In Malott v. Summerland Sanitary District, published October 19, 2020, the Second District Court of Appeal, Division 6 reversed a trial court judgment denying a petition for writ of administrative mandamus. The defendant district, which provides wastewater collection, noticed a public hearing on a service rate increase. The plaintiff, an apartment house owner, did not attend the hearing. The rate increase was approved at the hearing. The plaintiff then filed the administrative mandamus writ petition challenging the rate increase. She alleged she was excused from exhausting the administrative remedy of the hearing because it was an inadequate remedy. She challenged the district's method for calculating rates as violating the state constitution. She filed a motion for judgment that included an expert declaration supporting her contentions. The trial court granted a motion to strike the declaration on the ground that it had not been filed at the public hearing, and therefore was improper extra-record evidence. The court upheld the rate as valid.

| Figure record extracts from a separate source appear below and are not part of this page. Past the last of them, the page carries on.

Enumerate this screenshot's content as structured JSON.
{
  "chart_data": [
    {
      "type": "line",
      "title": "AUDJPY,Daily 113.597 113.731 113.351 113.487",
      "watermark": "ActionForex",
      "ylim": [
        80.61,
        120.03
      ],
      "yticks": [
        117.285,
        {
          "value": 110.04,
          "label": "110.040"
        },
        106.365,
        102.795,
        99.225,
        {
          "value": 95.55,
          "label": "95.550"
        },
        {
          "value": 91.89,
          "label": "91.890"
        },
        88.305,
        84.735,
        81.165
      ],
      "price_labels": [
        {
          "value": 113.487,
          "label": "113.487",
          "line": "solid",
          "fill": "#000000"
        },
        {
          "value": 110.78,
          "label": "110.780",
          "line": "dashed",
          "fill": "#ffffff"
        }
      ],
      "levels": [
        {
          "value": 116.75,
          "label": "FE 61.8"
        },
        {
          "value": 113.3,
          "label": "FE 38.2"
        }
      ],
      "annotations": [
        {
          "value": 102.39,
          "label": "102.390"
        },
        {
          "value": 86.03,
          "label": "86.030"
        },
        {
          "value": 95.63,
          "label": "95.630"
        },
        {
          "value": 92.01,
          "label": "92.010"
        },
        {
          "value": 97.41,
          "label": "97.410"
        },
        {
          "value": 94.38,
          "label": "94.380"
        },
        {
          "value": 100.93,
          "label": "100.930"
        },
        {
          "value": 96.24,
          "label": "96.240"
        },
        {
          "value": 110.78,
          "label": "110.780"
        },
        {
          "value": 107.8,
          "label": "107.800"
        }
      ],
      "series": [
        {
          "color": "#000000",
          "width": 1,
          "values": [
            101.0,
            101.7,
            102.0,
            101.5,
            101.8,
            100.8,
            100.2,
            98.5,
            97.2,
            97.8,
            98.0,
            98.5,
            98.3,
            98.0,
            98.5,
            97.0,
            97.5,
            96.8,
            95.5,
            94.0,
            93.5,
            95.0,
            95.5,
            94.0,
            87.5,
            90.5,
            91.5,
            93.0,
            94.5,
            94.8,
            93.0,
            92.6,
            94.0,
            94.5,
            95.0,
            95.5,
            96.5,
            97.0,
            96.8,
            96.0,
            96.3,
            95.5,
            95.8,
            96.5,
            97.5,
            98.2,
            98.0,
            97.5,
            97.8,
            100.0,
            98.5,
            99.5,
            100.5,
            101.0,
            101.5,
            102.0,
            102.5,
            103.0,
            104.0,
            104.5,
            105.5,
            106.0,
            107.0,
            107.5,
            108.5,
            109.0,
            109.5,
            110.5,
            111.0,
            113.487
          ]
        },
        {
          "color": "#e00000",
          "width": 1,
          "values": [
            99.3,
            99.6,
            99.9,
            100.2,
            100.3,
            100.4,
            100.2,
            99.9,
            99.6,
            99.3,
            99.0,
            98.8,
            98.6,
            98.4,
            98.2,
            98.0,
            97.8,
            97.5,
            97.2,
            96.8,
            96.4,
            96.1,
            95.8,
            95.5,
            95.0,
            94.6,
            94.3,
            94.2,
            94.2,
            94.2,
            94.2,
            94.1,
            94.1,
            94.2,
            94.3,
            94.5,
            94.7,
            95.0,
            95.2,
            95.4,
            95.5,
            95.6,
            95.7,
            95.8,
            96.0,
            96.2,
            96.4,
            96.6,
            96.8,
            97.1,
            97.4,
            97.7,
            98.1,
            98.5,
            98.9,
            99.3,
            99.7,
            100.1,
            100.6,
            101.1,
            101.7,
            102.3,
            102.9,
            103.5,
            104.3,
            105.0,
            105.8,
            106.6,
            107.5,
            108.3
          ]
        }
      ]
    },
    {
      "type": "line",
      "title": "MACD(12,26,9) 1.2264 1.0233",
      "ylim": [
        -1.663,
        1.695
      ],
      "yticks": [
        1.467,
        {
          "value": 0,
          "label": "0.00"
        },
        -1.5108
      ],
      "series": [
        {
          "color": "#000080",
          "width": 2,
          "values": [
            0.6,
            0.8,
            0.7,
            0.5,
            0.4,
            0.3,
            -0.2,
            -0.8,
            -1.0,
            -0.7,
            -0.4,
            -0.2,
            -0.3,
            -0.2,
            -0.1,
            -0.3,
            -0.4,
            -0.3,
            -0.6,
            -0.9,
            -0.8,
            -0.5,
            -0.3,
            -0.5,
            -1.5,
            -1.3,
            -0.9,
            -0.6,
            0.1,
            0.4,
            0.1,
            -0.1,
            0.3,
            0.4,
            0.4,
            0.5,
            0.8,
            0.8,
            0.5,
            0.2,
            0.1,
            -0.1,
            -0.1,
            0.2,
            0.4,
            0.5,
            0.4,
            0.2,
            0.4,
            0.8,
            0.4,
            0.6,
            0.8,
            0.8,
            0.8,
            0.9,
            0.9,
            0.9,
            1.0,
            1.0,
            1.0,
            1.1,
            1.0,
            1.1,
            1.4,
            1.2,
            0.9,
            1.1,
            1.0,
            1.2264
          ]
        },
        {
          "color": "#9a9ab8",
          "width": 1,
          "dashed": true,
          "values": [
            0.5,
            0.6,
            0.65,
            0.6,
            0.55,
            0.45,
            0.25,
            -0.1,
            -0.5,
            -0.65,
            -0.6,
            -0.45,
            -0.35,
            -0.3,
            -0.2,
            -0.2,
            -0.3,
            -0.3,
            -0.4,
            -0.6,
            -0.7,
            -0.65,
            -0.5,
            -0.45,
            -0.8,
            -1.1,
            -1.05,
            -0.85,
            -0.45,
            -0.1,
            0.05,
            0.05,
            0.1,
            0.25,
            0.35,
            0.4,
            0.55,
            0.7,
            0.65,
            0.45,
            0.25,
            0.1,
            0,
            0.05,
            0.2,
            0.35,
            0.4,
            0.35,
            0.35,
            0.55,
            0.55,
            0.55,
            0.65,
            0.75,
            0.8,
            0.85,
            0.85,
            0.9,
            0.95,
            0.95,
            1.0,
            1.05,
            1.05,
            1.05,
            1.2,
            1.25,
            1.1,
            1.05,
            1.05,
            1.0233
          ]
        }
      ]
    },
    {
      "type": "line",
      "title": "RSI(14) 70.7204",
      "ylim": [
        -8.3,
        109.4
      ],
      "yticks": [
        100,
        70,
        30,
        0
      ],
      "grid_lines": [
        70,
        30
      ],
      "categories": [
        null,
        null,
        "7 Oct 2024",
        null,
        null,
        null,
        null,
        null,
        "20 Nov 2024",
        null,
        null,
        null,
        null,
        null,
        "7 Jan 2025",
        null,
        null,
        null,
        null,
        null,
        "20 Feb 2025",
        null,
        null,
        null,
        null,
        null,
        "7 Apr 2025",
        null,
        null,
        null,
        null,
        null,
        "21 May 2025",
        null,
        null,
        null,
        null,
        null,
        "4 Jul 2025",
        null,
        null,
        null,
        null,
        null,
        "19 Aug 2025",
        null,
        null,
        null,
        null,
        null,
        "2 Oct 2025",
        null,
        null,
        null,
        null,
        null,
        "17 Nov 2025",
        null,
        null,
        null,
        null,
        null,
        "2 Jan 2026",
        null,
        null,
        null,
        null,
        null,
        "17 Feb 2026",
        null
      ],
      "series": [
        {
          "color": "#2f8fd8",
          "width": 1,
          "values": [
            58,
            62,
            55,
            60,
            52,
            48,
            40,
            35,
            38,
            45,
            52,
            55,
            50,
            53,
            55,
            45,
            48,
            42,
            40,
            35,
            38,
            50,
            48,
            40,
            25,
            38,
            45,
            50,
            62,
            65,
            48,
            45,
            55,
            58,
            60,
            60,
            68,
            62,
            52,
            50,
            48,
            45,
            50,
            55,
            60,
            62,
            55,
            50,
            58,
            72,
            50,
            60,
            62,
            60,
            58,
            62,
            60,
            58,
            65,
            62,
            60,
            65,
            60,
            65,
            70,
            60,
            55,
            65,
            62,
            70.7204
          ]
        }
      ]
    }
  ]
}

The court of appeal ruled that the trial court had erred both in striking the declaration and in denying the petition. Plantier v. Ramona Municipal Water Dist. (2019) 7 Cal.5th 372 ruled that the public hearing required by article XIIID, section 6 of the California Constitution, added by Proposition 218, is an inadequate administrative remedy for challenging the method of calculating service fee allocation among parcels, and therefore does not have to be exhausted before the method is challenged in court. Plantier involved a declaratory relief action. The plaintiff's election to petition for administrative mandamus instead of filing a declaratory relief action does not prevent the plaintiff from challenging the rate calculation method. The formality that the plaintiff styled her lawsuit as an administrative mandamus action does not prevent Plantier from applying. The distinction between declaratory relief and mandamus is not always clear. Where a plaintiff mistakenly files an administrative mandamus petition instead of an ordinary mandamus petition or declaratory relief cause of action, relief will not be denied where the allegations of
the petition are sufficient to support the other two causes of action. Because the petition asked for relief that would be appropriate in a declaratory relief action, the petition should be judged on the substance of its allegations rather than its label. Although administrative mandamus petitions are generally limited to the evidence in the administrative record, to confine petitioners to the record of an inadequate administrative remedy would improperly elevate an exclusionary rule over the right to have a forum to litigate. Further, even in administrative mandamus actions, courts have the discretion to admit extra-record evidence if the criteria are met. Here, the expert declaration was relevant evidence supporting the challenge the plaintiff was entitled to make. The appellate court remanded the action to the trial court to permit both parties to present evidence before the court makes its decision.